Od czego zależy przedłużenie umowy Guardioli w MC?

Pep Guardiola
Obserwuj nas w
Pressfocus Na zdjęciu: Pep Guardiola

Umowa Pepa Guardioli z Manchester City jest ważna do 30 czerwca 2023. Hiszpański menedżer jednak daje znać, między wierszami, że nie zamierza po tym czasie, opuszczać Etihad Stadium.

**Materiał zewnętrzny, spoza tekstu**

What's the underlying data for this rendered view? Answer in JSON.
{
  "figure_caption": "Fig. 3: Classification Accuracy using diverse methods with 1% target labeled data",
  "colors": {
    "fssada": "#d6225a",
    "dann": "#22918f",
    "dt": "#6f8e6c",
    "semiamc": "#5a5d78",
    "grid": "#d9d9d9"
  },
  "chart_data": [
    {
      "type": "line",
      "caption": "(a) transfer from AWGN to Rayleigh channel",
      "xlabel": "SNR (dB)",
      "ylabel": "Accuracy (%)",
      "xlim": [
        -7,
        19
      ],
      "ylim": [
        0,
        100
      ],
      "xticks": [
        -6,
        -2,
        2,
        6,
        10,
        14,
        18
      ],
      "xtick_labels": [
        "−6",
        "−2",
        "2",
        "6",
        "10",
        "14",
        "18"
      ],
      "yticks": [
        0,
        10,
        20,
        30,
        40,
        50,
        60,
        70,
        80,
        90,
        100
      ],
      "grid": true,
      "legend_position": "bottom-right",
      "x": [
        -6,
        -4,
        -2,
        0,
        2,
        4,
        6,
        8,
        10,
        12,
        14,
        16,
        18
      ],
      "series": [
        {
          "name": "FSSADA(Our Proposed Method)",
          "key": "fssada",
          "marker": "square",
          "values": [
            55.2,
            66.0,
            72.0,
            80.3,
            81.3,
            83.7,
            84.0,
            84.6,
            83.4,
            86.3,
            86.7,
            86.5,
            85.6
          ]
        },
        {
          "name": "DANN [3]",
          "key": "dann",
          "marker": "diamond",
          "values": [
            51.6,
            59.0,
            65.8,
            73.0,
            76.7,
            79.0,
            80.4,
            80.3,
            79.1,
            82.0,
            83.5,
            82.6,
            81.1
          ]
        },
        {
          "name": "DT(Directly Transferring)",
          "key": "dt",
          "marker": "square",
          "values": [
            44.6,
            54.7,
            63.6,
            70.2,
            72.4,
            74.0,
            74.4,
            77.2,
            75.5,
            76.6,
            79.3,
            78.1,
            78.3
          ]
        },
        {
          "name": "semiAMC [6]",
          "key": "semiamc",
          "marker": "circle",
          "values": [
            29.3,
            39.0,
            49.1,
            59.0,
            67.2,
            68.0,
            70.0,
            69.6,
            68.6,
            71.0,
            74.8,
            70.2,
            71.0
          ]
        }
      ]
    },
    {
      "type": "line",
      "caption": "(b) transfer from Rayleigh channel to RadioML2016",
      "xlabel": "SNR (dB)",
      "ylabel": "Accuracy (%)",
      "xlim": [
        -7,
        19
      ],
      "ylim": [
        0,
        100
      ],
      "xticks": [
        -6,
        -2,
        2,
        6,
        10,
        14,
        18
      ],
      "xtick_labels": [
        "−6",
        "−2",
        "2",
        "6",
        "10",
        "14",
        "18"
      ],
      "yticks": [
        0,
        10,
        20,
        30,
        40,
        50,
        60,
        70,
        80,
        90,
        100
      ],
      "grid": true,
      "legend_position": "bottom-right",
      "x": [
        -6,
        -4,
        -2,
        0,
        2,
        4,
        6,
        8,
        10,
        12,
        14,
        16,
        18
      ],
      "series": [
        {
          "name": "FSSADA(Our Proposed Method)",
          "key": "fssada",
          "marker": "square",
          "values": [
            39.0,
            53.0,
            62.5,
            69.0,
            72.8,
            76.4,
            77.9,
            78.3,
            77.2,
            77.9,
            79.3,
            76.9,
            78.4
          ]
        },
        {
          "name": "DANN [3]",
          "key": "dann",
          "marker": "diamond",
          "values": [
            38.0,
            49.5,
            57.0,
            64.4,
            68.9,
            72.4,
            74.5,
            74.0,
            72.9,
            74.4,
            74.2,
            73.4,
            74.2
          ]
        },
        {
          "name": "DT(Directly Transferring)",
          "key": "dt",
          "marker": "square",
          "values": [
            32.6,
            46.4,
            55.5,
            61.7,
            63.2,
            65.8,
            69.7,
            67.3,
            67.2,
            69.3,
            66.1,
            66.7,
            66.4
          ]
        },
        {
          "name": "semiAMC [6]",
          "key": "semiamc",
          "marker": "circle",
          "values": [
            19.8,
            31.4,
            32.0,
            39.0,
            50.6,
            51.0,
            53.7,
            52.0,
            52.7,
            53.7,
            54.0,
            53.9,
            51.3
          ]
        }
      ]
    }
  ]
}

  • Hiszpański szkoleniowiec jest menedżerem MC od sześciu lat
  • W tym czasie wygrał z Obywatelami wszystkie możliwe trofea na arenie krajowej
  • Guardiola nie wyklucza przedłużenia umowy, ale zależy to nie tylko od jego chęci, ale również i od chęci podopiecznych

Trzy lata i basta

Pep Guardiola pracuje w Manchesterze od lata 2016 r. Mało kto spodziewał się, że Hiszpan tak długo wytrzyma w Manchester City. Po tym, jak w czwartym roku pracy w FC Barcelona, kataloński klub mocno spuścił z tonu, Guardiola uznał, że ciężko utrzymać ten sam poziom pasji i koncentracji przez tyle czasu. Dlatego też w Bayernie Monachium przepracował tylko trzy sezony. Wydawało się, że w zespole Obywateli sytuacja się powtórzy. Guardiola jednak nie tylko wytrzymał na Etihad Stadium trzy lata, ale w lipcu minie mu już kolejne 36 miesięcy. Przez ten czas, MC pod jego wodzą trzykrokrotnie wygrywali mistrzostwo, raz Puchar Anglii oraz cztery razy Puchar Ligi Angielskiej.

51-latek oficjalnie jeszcze nie poinformował o przedłużenie kończącego się 30 czerwca 2023 kontraktu, ale między wierszami, dał już znać, że wcale nie wyklucza takiego scenariusza. Aby tak się jednak stało, koniecznie jest spełnienie jednego warunku.

Przeczytaj również: Guardiola podsycił spekulacje ws. nowego napastnika w Man City

Satysfakcja piłkarzy najważniejsza dla Guardioli

We współczesnym futbolu, sześć lat pracy w jednym miejscu to naprawdę dużo czasu – podkreśla Guardiola. – Nie zamierzam jednak zostawać dalej w Manchesterze, dla samego tylko zostania. Muszę bowiem zobaczyć czy w dalszym ciągu jesteśmy tak samo zaangażowani w grę i nadal robić to razem. To jest najważniejsza rzecz.

Muszę to poczuć. Dlatego też już dwukrotnie przedłużałem tu umowę. Kiedy tu przyjechałem, nie spodziewałem się czegoś takiego – dodał.

Jestem niesamowicie usatysfakcjonowany i nie zamierzam na razie przenosić się w inne miejsce. Muszę jednak czuć, że wszyscy w klubie, z zawodnikami na czele, są dalej zadowoleni ze współpracy ze mną i że razem wciąż możemy osiągać sukcesy. Oczywiście mógłbym zostać w Manchestrze na kolejne 3-4 lata z dużą ilością pieniędzy w kieszeni i ze spokojem czekać, co się wydarzy, ale nie o to w tym wszystkim chodzi – kończy.